Protection Against Trademark Dilution

Only certain marks are protected against dilution. Dilution is a trademark infringement that exclusively applies to famous marks. Dilution does not apply to marks that are not well known because there is a smaller chance of confusion between non-famous marks. While determining what constitutes as a famous mark, courts may take into consideration the time the mark as been in use.

The mark in question must have a certain degree of recognition in order to establish a claim of dilution. It must be instantly recognized by a majority of consumer. The geographic location of where the mark is generally distributed as well as where it is used is important. One example of a clearly famous mark with a massive degree of recognition is Coca-Cola. The duration and extent of use of the mark is enough for courts to recognize it as famous, therefore Coca-Cola would be protected against trademark dilution.

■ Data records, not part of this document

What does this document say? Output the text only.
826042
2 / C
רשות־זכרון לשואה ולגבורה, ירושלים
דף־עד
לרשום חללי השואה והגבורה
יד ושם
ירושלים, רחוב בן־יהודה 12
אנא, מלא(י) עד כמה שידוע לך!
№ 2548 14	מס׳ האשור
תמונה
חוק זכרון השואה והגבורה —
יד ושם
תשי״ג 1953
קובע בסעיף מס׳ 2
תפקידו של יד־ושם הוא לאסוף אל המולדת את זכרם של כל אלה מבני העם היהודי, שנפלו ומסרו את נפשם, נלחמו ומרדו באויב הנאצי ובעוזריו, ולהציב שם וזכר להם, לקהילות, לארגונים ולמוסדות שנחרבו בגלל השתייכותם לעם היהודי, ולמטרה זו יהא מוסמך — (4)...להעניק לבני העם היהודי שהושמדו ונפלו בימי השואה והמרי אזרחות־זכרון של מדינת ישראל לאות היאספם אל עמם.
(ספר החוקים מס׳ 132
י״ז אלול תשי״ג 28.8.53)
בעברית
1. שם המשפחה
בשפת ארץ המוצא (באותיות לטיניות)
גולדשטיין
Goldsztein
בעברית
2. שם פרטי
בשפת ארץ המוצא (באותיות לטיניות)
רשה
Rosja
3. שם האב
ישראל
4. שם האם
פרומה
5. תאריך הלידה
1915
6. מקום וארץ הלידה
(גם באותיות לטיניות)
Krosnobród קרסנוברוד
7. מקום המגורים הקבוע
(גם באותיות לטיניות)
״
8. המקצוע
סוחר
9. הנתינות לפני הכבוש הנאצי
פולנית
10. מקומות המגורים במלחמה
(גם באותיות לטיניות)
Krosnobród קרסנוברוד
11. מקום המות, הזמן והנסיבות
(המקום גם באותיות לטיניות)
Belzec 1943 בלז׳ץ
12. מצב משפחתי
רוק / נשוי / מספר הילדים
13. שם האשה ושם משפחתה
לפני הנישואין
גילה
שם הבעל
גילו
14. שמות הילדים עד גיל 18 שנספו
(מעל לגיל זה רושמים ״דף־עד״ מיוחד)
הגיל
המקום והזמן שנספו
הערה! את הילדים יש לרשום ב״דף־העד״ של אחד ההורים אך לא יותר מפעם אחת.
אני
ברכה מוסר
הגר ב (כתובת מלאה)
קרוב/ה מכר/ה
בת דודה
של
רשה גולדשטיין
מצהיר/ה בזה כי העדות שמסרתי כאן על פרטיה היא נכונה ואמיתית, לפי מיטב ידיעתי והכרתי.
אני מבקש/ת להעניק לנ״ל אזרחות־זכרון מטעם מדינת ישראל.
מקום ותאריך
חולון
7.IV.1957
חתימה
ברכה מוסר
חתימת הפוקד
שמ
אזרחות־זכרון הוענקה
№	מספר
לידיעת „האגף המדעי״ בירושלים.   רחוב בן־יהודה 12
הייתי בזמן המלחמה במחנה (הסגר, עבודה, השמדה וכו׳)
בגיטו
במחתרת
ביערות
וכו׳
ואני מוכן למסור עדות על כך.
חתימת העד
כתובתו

A more difficult mark to protect would be Apple. Although Apple has been used in correlation with well-known products, the name has been used by other business as well. Apple is not protected under trademark dilution due to the fact that Apple is a commonly used word that is often diluted.

The federal dilution law is for the protection of famous trademarks and not consumers who were misled by an infringing mark. Diluting trademark can harm the market value of a famous mark and can result in great financial losses for a company. However, trademark dilution is difficult to prove because it requires irrefutable proof that the similar mark lowered public opinion of the famous mark.